Evaluating the Accuracy and Utility of Recommender Systems

Alan Said. 2013, "Evaluating the Accuracy and Utility of Recommender Systems". .


Recommender systems have become a ubiquitous feature on the World Wide Web. Today, most websites use some form of recommendation to heighten their users’ experience. Over the last decade, vast advancements in recommendation have been done, this has however not been matched in the processes involved in evaluating these systems. The evaluation methods and metrics currently used for this have originated in other related fields, e.g. information retrieval, statistics, etc. For most cases, these evaluation processes are able to show how well a recommender system performs – to some point. However, after a certain threshold, it is not often clear whether a lower error, or higher accuracy metric accounts for an actual quality improvement. This dissertation focuses on the research question how can we further estimate whether a measured accuracy level actually corresponds to a quality improvement from the user’s perspective, or whether the measured improvement is lost on the end user.

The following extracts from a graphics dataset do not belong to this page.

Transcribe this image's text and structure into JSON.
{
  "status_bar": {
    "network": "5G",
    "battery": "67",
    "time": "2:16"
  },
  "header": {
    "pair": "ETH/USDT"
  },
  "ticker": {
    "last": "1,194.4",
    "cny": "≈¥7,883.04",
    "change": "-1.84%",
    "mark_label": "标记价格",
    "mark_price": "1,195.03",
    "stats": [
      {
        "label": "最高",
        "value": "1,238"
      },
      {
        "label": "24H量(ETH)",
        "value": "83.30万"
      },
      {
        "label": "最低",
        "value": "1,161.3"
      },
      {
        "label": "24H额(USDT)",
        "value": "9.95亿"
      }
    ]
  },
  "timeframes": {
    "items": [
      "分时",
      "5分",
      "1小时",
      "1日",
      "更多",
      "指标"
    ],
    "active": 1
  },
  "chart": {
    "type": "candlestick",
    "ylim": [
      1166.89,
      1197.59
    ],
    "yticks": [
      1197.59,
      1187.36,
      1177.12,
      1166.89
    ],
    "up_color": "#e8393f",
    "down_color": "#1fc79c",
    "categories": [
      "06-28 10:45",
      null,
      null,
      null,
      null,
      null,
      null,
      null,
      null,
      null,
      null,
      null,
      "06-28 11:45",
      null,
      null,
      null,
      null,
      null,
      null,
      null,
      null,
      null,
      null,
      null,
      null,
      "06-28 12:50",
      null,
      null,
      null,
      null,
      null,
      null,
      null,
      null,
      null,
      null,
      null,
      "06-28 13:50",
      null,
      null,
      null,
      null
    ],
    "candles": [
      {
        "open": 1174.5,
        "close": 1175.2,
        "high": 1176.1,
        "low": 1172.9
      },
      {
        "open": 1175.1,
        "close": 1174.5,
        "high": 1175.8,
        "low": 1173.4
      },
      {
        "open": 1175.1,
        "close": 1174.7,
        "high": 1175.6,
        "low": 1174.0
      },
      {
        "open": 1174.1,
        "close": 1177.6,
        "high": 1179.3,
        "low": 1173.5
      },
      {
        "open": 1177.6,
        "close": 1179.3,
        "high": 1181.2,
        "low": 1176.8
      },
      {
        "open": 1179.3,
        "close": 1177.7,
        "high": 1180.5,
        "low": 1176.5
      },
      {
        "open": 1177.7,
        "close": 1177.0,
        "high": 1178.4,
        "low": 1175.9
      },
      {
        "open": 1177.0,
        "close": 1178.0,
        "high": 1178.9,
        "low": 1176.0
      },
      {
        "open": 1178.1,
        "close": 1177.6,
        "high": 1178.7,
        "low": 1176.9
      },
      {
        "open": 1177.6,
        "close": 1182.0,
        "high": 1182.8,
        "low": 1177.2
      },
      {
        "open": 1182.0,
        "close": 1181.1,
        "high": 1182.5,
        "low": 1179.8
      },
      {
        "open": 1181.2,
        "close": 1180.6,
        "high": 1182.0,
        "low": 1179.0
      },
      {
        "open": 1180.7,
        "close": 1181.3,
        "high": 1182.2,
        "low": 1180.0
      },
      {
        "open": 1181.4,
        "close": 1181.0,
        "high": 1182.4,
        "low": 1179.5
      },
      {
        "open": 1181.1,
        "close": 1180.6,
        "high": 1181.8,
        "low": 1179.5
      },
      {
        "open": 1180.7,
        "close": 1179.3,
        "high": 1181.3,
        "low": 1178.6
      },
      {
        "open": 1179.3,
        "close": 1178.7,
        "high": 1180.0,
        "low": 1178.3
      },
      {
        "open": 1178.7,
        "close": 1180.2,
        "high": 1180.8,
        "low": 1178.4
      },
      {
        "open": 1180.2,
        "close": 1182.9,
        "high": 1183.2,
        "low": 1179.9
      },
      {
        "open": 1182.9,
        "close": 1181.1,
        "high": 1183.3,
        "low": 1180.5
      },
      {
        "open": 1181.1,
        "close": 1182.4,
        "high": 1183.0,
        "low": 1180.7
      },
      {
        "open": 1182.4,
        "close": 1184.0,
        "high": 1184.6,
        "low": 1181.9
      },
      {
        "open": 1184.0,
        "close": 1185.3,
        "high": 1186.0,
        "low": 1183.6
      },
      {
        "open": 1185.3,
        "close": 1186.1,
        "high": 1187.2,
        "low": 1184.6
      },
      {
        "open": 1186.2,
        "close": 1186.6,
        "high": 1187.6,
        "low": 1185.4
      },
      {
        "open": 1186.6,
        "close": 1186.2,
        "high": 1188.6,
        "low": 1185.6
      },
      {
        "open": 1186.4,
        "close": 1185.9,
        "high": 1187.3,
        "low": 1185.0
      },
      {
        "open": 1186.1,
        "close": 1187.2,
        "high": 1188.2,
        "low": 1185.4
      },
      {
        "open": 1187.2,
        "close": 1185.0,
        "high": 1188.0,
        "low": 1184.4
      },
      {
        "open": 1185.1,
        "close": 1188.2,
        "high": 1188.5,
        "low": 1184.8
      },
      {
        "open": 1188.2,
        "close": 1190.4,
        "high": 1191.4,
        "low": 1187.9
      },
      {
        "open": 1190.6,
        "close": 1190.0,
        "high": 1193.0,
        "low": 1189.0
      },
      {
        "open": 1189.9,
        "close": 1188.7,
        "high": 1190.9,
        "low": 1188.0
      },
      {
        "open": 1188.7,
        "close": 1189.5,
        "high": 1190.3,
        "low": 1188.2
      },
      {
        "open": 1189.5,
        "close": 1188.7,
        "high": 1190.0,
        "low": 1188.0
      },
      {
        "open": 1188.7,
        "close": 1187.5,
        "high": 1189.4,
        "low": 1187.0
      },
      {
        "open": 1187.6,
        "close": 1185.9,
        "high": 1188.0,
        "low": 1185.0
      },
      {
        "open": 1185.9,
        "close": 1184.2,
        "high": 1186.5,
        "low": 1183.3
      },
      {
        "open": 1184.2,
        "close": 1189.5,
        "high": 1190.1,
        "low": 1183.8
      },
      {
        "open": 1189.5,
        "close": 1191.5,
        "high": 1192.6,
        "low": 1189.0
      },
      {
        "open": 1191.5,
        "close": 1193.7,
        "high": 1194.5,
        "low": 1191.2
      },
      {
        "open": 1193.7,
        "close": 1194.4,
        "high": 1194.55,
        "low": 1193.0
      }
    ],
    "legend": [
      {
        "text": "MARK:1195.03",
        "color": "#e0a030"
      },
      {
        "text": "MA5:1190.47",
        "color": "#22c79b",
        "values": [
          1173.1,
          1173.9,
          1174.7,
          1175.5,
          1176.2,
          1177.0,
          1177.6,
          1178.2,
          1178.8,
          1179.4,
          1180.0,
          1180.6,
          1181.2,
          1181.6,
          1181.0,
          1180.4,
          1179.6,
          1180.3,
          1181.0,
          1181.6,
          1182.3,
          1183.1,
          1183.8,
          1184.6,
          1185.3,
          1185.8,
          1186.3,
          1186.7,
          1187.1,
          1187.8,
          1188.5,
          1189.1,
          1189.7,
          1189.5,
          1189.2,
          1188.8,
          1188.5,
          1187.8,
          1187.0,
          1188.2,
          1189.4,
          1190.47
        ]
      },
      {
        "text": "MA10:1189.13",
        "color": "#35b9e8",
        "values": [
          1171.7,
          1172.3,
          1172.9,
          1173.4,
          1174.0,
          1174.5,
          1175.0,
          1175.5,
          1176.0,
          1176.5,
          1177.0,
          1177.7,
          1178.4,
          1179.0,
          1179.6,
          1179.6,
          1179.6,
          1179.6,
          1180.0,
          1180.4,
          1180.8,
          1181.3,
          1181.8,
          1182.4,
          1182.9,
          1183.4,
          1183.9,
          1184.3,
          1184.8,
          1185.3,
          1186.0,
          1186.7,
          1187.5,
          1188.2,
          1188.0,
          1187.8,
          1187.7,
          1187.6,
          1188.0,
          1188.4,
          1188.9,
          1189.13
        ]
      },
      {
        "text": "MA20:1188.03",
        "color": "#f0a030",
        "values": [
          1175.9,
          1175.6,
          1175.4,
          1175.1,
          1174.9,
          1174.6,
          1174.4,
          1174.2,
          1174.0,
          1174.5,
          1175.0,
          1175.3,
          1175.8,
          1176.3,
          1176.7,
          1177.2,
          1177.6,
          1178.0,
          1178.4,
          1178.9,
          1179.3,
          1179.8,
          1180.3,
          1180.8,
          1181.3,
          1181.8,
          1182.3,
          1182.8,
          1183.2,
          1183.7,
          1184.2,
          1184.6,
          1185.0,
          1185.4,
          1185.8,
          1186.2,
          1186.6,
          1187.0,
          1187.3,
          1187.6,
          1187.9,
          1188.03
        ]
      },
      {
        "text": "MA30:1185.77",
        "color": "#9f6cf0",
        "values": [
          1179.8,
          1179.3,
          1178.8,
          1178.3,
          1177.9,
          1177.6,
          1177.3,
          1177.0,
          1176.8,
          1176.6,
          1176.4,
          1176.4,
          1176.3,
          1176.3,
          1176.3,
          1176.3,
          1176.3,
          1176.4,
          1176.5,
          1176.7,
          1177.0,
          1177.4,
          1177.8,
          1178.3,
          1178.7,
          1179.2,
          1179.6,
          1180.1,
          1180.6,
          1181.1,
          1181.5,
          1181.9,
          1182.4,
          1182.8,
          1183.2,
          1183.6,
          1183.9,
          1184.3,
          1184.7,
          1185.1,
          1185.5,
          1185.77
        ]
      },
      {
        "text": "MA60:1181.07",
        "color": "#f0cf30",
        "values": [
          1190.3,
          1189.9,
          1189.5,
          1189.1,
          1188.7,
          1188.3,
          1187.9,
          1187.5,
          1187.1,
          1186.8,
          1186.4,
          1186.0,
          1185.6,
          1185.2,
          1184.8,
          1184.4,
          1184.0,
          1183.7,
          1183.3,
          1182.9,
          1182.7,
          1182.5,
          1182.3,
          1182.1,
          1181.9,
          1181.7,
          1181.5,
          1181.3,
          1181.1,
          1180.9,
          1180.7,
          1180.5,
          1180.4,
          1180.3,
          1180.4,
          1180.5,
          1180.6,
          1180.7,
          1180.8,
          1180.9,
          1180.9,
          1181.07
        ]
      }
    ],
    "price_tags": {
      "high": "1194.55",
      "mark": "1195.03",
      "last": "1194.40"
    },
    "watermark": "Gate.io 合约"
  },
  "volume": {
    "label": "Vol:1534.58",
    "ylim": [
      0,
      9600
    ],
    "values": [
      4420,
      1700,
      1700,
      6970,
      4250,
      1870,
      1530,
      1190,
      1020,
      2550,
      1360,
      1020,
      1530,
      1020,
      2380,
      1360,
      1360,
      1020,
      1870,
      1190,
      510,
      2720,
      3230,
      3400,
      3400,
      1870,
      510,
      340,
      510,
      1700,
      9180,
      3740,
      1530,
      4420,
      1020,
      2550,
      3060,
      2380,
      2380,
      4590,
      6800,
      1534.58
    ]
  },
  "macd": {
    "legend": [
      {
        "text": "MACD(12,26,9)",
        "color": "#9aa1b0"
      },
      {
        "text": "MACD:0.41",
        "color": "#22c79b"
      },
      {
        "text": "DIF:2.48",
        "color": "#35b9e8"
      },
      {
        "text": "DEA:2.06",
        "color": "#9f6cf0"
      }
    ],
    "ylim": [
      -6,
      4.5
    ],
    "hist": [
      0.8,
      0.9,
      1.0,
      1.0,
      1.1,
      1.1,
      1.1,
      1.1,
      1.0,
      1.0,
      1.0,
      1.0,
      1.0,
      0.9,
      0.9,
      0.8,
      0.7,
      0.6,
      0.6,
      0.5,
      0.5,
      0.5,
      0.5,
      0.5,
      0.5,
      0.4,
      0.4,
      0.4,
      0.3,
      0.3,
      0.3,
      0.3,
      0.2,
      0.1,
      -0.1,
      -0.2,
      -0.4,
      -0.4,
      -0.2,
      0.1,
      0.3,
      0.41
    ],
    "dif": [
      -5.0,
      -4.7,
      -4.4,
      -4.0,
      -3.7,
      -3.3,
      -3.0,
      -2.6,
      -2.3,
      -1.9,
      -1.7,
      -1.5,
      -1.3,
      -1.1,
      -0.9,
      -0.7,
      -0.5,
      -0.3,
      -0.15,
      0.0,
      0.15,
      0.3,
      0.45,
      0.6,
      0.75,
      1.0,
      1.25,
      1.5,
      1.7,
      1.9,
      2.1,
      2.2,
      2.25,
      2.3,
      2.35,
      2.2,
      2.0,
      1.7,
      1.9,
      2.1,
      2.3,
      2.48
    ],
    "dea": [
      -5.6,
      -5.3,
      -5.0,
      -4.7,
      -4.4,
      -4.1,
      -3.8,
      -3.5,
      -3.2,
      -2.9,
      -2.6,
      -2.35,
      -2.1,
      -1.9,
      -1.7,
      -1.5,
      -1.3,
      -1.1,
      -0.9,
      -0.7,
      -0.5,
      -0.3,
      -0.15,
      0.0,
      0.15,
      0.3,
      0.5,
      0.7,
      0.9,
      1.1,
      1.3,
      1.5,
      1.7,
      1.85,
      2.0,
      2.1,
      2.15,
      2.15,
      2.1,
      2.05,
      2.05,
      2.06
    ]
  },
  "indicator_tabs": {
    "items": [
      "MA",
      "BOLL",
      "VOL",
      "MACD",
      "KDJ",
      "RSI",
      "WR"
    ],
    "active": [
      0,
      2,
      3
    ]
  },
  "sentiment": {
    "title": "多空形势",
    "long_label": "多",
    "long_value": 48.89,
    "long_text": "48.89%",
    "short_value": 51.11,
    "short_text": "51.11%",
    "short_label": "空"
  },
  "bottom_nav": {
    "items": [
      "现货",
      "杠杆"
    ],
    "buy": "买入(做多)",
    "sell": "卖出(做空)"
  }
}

We introduce some of the concepts related to recommendation quality and user perception, and continue on to show that currently widely-used evaluation metrics do not capture the quality of recommendation when the algorithm is specifically tuned to offer recommendation of a higher diversity. Following this we present a formalization of the upper limit of recommendation quality, a magic barrier of recommendation, and evaluate it in a real-world movie recommendation setting. The work presented in this dissertation concludes that current recommendation quality has outgrown the methods and metrics used for the evaluation of these systems. Instead, we show how qualitative approaches can be used, with minimal user interference, to correctly estimate the actual quality of recommendation systems.